I find one of the great things about To Do lists is being able to check things off when they’re finished. It gives me such a sense of satisfaction to know that I’ve actually accomplished something. My To Do list, with all of its checked off items, is proof of my productivity.
But lately I’ve become aware of something: To Do lists have a shadow side. They encourage me to get things done rather than actually do them. Let me explain.
When I’m doing something just to get it done, I’m not really doing it. I’m not stepping into the moment and relating to whatever I’m doing as I’m doing it. I am not in an I-Thou relationship with the people I’m with, or the objects I’m touching.
When I’m focused on checking things off my To Do list, I’m not living my day. I’m just getting it done.
I’ve noticed something else: when I’m trying to get something done, I start feeling agitated, irritated, bored. These feelings are signals for me to wake up, bring myself back to the moment, and actually do what I am doing.
Here’s an example.
Kip and I garden, and August is a month that demands a lot when you grow your own food. It’s the time of year when you’ve got pounds and pounds of potatoes, pounds and pounds of tomatoes, pounds and pounds of carrots, and you’ve got to do something with all that abundance. You’ve got to cook it, can it, freeze it, use it, or you’ll lose it.

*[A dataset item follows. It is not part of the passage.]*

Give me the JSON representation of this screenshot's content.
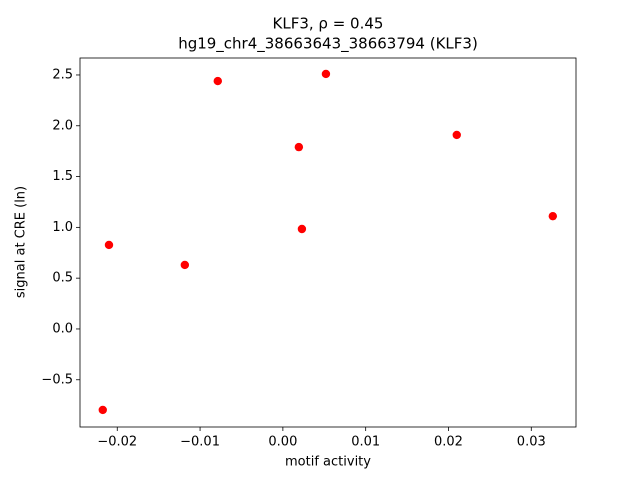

So one day not too long ago I pulled out the heavy bag of carrots I’d harvested, and I started to make a big pot of spiced carrot soup. I figured we’d eat some of it right away, and the rest I’d freeze for one of those winter days when I don’t want to cook.
So I began chopping and sauteing onions, peeling and chopping carrots, tossing all of it and the spices into a big pot, along with some stock, and I let it simmer for a while. When it was ready, I pulled out my hand blender and started pureeing.
And that’s when I noticed it. I wasn’t enjoying making the soup. I was just getting it done—and feeling irritated that I had to do it.
That was my wake-up call. I started doing what I was doing. I let myself drop into the timelessness of the moment, and I beheld the most amazing thing.
The blender, its blades whirring just beneath the surface, was creating a vortex of the most astounding patterns. The chunks of carrots and onion got smaller and smaller, until they had combined into a velvety, gurgling current swirling gracefully within the shiny stainless steel pot.
It was magical. I was filled with wonder at such physical marvels and overcome with gratitude for Earth’s plenty.
Can you believe I almost missed it?
I know this: when I actually do what I’m doing, when I sink into the pure experience of it, when I let myself truly relate to the moment at hand, I come alive.
I’m no longer an automaton going about her daily tasks. My “tasks” become spiritual portals—blessed opportunities to delight in life’s simple mysteries.
I enter what Buddhists call beginner’s mind, that state of awareness and engagement that is filled with the wonder of experiencing life anew in each moment.
What I’d like to do is let my To Do list become an aid, rather than a hindrance, to my spiritual practice. I’d like to use it as a tool to help me stay awake to my life by posing the question, whenever I check something off the list, did I actually do this thing? Or did I settle for just getting it done?
It might be one of the most important questions any of us can ask, because there’s a huge difference between the two. It’s the difference between missing our experiences or living them. Just between you and me, I’d rather not get to the end of my days and have the painful realization that I didn’t actually live my life. I just got it done.